L’histoire personnelle du professeur Terwindt illustre la complexité de cette maladie. Alors qu’elle était interne en neurologie, elle a elle-même été victime d’une aura migraineuse, suscitant l’inquiétude de ses collègues qui ont d’abord envisagé la possibilité d’une tumeur. « Je faisais mon internat en neurologie et lors d’une consultation, j’ai eu des picotements dans la main. Et cela fait partie d’une aura de migraine. Je n’ai pas remarqué la lumière qui vacillait dans mes yeux parce que j’étais tellement concentré sur mon patient. Mais quand je l’ai dit au médecin, tout le monde a paniqué. Plus tard, j’ai entendu dire que je n’arrivais pas non plus à exprimer correctement mes mots. Un scanner a été immédiatement fait. J’ai pensé : ils pensent que j’ai une tumeur. Mais c’était une migraine », témoigne-t-elle.
La migraine touche plus particulièrement les femmes, avec une prévalence d’une sur trois. Elle est souvent liée aux fluctuations hormonales, notamment pendant les règles, mais est souvent minimisée par les patientes elles-mêmes. « Une femme sur trois souffre de migraines. Cela arrive souvent au moment des règles. Et puis ces femmes pensent que cela n’est qu’une partie du problème. C’est ce que je pensais aussi et c’est pourquoi nous manquons souvent de diagnostic », souligne le professeur Terwindt.
Les traitements ont considérablement évolué. Au-delà des médicaments courants comme le paracétamol ou l’ibuprofène, des options plus spécifiques sont disponibles, telles que les bêta-bloquants et d’autres médicaments antihypertenseurs ou antiépileptiques. Mais la véritable révolution réside dans les nouveaux traitements préventifs, notamment les inhibiteurs du CGRP, administrés par injection mensuelle. « Les soi-disant inhibiteurs du CGRP, injections que vous recevez une fois par mois. Et ainsi, vous pouvez empêcher les attaques. C’est vraiment révolutionnaire », affirme le professeur Terwindt. Des recherches sont également en cours sur une forme de comprimé d’inhibiteur du CGRP, à prendre uniquement en cas de besoin, notamment avant les règles.

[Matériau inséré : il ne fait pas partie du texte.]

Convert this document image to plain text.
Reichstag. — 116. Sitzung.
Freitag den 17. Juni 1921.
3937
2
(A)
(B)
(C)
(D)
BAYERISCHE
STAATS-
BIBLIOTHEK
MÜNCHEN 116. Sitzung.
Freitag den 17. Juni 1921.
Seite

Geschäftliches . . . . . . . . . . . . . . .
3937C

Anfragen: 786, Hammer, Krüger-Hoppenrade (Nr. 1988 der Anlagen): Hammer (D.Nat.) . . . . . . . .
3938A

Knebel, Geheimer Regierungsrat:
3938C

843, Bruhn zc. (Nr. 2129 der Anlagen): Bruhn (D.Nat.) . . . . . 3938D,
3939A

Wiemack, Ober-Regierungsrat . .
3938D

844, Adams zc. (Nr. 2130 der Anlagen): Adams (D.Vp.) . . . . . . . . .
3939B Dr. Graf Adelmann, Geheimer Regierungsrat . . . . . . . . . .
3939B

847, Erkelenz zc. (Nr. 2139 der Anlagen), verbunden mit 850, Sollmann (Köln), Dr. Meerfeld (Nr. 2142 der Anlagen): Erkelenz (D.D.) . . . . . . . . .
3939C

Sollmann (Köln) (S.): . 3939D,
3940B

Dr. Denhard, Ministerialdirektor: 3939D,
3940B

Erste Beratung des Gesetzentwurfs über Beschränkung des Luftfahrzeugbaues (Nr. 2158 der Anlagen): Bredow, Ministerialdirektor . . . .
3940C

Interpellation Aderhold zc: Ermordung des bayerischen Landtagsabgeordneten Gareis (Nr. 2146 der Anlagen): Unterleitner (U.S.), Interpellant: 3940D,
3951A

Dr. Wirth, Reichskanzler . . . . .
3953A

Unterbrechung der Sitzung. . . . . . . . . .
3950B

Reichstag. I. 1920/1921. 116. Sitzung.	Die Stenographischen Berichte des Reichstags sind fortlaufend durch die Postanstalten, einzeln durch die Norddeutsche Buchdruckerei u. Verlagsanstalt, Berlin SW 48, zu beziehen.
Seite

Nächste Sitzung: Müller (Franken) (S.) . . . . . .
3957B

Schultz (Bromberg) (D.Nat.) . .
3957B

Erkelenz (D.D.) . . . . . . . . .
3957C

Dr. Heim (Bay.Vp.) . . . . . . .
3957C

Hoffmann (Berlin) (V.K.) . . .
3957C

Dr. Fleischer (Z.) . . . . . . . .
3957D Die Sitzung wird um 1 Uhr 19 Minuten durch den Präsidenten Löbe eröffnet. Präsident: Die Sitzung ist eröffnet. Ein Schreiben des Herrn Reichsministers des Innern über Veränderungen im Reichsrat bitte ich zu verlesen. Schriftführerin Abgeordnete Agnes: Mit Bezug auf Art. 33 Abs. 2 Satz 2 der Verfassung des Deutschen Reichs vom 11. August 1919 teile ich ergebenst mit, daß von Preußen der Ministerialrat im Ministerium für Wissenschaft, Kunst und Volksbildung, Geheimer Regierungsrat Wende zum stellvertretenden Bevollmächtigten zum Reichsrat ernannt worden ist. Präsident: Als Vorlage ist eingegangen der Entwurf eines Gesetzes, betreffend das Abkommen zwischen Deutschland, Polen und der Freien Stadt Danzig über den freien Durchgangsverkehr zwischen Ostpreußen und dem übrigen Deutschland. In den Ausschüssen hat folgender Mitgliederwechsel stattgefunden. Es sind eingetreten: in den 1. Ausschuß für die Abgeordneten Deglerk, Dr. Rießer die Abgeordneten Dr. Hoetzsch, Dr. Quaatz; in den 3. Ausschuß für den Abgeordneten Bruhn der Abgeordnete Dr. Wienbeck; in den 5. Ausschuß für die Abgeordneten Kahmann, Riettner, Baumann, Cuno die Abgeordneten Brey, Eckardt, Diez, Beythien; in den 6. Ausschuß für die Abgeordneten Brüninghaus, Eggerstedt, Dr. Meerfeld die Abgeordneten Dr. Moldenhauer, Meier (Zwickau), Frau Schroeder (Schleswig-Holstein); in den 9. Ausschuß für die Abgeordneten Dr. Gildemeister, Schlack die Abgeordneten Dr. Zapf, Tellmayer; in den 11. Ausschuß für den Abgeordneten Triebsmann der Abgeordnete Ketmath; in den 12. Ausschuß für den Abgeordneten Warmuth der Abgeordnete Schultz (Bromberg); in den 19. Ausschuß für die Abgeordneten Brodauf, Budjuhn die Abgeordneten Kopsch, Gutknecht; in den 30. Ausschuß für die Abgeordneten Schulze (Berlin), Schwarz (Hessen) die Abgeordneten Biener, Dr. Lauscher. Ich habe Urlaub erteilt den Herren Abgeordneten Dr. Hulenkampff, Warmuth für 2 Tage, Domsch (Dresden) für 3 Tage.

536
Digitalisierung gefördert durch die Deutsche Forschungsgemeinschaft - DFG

Malgré ces avancées, le professeur Terwindt insiste sur la nécessité d’une meilleure prise en charge des femmes souffrant de migraines. Elle déplore le manque de reconnaissance et de sérieux accordé à leurs plaintes. Elle encourage également les patients à s’informer avant de consulter un médecin et à écouter des sources fiables, comme le podcast sur les maux de tête, plutôt que de se fier à des informations non vérifiées sur les réseaux sociaux. « Écoutez de vrais experts, ne regardez pas TikTok ».
Gerry van Bakel et Annelies Ruijs ont rencontré le professeur Gisela Terwindt pour discuter de la migraine.
*Kennismakers est une émission sur la science, la recherche, l’éducation et l’innovation, diffusée tous les mardis soirs à 19h sur Sleutelstad.nl. Pour les esprits curieux.